Special notation: if proband is subject of trio, ``"Proband"`` is used as identifier of trio, otherwise trio is identified by id of its subject.

Default value for **approx** parameter is the first item in **approx-modes** environment property.

The parameter **state** can be either ``null`` or value from **labels** environment property. 

In common context **labels** is empty, and **state** parameter can be only ``null`` or undefined. So the detection procedure is run on the current state of variants filtering process. 

Different situation can happen only in case of :term:`decision tree`, and only if there is а definition of label in code *before* function evaluation. In this case detection procedure is run on labeled state (:term:`decision tree point`) of filtering process. 

**Examples**

    ::
    
        Compound_Heterozygous() in {Proband}
        Compound_Heterozygous(approx = "rough", state = "label1") in {Proband, bgm4321u3}
            
**Additional interface requirements**:

    In case if proband has trio in case, user interface needs to keep check for 
    ``"Proband"`` value selection on. 

.. _Compound_Request:

.. index:: 
    Compound_Request; function

Compound_Request()
^^^^^^^^^^^^^^^^^^
    **sub-type**: ``"comp-request"``
    
    **Parameters**: 
        
    |   **request**, :ref:`compound request<compound-request>` *structure*
    |   **approx**, *optional* :ref:`gene approximation variant<gene_aproximations>`, *string*
    |   **state**, *optional* :term:`decision tree state label`, *string*
    
    **Environment properties**: 
    
    |   **“family”**:  ``[`` *list of* id for all samples in case, first is proband ``]``
    |   **“affected”**:  ``[`` *list of* id, default problem group ``]``
    |   **"approx-modes"**: ``[`` *list of* available :ref:`gene approximation variants<gene_aproximations>`, *strings* ``]``
    |   **labels**: ``[`` *list of* available :term:`decision tree state labels<decision tree state label>`, *strings* ``]``
        
    **Values**: ``["True"]``

The function evaluates :ref:`compound request<compound-request>`. 
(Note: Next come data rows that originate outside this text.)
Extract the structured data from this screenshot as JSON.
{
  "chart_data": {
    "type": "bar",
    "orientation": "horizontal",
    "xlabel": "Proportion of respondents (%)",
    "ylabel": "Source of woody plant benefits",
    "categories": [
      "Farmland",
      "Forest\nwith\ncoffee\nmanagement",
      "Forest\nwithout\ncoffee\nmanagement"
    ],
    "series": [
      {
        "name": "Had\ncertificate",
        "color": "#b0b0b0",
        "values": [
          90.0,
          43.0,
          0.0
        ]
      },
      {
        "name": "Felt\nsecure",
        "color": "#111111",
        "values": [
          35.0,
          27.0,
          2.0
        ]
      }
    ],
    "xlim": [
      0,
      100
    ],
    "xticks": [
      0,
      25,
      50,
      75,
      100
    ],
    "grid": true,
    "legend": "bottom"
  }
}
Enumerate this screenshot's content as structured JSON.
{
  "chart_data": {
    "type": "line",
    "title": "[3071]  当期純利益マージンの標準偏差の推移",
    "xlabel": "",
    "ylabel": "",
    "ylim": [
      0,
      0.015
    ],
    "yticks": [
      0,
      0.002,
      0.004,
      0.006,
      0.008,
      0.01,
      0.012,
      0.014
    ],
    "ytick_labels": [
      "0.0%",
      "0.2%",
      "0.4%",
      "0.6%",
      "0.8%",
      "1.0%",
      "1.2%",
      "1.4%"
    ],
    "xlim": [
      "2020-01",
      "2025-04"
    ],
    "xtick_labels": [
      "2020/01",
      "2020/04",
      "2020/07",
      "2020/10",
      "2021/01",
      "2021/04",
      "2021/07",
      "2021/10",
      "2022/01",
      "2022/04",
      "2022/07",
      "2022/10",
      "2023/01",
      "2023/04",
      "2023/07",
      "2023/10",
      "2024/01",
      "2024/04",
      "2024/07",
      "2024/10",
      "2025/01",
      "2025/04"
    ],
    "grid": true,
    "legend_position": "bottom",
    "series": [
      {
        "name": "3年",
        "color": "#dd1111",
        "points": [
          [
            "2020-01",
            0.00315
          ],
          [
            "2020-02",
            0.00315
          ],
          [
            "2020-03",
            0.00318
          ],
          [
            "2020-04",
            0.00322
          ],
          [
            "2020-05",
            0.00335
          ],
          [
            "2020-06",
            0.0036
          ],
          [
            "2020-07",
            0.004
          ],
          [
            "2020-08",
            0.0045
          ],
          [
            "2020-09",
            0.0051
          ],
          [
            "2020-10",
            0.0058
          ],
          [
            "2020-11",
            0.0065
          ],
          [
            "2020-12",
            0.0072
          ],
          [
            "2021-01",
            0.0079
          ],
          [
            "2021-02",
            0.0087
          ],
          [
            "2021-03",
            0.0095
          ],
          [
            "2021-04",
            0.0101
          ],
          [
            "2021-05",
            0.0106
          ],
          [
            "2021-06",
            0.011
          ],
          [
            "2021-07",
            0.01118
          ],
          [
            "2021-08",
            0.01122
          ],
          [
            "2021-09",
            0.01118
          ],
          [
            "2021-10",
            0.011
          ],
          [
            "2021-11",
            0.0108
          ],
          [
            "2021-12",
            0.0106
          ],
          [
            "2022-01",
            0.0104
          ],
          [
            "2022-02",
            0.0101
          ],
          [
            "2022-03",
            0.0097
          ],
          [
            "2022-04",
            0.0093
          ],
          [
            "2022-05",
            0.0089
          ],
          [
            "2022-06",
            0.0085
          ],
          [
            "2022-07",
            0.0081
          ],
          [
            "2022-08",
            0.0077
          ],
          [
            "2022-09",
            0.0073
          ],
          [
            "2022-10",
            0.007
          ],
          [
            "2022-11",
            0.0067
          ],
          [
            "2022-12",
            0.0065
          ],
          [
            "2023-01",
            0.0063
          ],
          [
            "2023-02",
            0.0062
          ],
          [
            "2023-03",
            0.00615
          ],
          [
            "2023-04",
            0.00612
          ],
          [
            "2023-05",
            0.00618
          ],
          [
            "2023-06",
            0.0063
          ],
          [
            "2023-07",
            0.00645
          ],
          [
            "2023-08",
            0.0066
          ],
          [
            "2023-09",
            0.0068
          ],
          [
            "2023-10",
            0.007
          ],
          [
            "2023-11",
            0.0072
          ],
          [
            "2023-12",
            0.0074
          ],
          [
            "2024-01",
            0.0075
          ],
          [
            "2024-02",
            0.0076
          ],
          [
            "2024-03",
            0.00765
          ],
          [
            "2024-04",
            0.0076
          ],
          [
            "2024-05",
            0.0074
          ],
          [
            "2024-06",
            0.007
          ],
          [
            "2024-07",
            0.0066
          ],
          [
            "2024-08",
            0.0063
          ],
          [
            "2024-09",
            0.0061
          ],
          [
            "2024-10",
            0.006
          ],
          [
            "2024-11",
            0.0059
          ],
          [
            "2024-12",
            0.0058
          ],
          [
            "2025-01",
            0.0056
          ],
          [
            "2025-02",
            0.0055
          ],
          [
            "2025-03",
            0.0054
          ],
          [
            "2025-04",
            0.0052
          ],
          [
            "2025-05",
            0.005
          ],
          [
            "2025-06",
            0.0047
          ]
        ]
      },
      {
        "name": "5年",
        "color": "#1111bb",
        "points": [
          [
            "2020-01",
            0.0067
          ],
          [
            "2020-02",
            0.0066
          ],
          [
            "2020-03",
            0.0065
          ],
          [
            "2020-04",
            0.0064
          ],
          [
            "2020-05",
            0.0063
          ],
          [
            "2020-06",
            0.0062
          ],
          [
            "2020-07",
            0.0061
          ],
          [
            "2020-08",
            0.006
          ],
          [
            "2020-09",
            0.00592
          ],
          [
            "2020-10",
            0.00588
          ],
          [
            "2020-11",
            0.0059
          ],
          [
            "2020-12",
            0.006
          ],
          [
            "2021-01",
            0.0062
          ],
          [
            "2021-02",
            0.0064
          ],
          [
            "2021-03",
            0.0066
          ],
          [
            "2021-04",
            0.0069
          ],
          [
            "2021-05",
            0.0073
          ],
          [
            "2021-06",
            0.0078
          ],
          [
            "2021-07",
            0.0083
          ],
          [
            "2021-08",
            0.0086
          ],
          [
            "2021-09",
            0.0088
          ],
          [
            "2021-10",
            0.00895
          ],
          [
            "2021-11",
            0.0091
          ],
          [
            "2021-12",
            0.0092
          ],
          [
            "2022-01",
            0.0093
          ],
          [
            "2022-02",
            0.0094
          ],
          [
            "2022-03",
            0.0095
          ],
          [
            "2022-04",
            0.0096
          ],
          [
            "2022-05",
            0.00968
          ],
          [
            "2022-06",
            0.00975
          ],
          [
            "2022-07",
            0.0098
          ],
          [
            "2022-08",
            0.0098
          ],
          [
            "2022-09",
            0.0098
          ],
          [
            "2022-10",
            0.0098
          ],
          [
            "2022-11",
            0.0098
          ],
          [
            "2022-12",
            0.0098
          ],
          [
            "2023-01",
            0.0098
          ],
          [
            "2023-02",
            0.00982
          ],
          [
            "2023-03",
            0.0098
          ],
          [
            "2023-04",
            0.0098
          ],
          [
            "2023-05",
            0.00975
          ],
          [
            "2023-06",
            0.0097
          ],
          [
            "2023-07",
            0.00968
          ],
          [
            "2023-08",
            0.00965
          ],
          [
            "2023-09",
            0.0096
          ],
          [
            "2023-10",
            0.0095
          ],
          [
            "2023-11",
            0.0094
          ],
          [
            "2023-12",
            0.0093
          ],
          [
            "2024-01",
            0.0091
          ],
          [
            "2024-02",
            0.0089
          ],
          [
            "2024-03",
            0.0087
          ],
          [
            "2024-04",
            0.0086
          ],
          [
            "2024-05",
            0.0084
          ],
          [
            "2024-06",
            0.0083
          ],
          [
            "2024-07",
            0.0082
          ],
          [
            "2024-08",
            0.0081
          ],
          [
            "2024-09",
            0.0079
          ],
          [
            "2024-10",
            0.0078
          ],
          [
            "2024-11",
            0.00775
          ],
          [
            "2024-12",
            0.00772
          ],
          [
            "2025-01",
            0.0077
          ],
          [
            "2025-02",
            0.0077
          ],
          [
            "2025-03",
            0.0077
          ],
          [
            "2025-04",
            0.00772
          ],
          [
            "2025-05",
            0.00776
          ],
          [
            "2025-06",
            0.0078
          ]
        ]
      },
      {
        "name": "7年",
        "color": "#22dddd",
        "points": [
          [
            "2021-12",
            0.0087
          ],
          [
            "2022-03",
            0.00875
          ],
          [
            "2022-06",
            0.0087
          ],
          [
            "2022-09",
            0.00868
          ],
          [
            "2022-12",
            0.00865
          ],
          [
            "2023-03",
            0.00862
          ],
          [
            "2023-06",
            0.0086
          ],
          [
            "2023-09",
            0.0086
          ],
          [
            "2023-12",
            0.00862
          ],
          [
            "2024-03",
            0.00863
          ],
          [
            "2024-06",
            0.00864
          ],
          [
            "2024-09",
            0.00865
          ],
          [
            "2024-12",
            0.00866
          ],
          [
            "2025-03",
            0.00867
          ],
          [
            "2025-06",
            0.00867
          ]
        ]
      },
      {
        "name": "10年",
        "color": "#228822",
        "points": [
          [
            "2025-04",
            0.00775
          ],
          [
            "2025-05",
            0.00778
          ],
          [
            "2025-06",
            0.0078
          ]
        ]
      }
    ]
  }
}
In terms of functionality it is a wide extension of :ref:`Compound_Heterozygous()<Compound_Heterozygous>` function 

All comments on parameters **approx** and **state**, environment properties **approx-modes** and **labels** from function :ref:`Compound_Heterozygous()<Compound_Heterozygous>` are actual in this context.

**Example** 

    ::
    
        Compound_Request(request = [
            [1, {“2-1”: ["bgm9001a1", "bgm9001u2"], “0”: ["bgm9001u1"]],
            [1, {“2-1”: ["bgm9001a1", "bgm9001u1"], “0”: ["bgm9001u2"]]]) in {True}

The example demonstrates realization of Compound_Heterozygous() functionality for trio ``["bgm9001a1", "bgm9001u1", "bgm9001u2"]``.


**Additional interface requirements**:

There should be an easy way to setup any scenario in request sequence to form of any of :ref:`Standard Zygosity Scenarios<standard-zygosity-scenarios>` applied to default problem group of the case. (See details in discussion of :ref:`Inheritance_mode()<Inheritance_mode>`)

The user interface needs to keep check for ``"True"`` value selection on.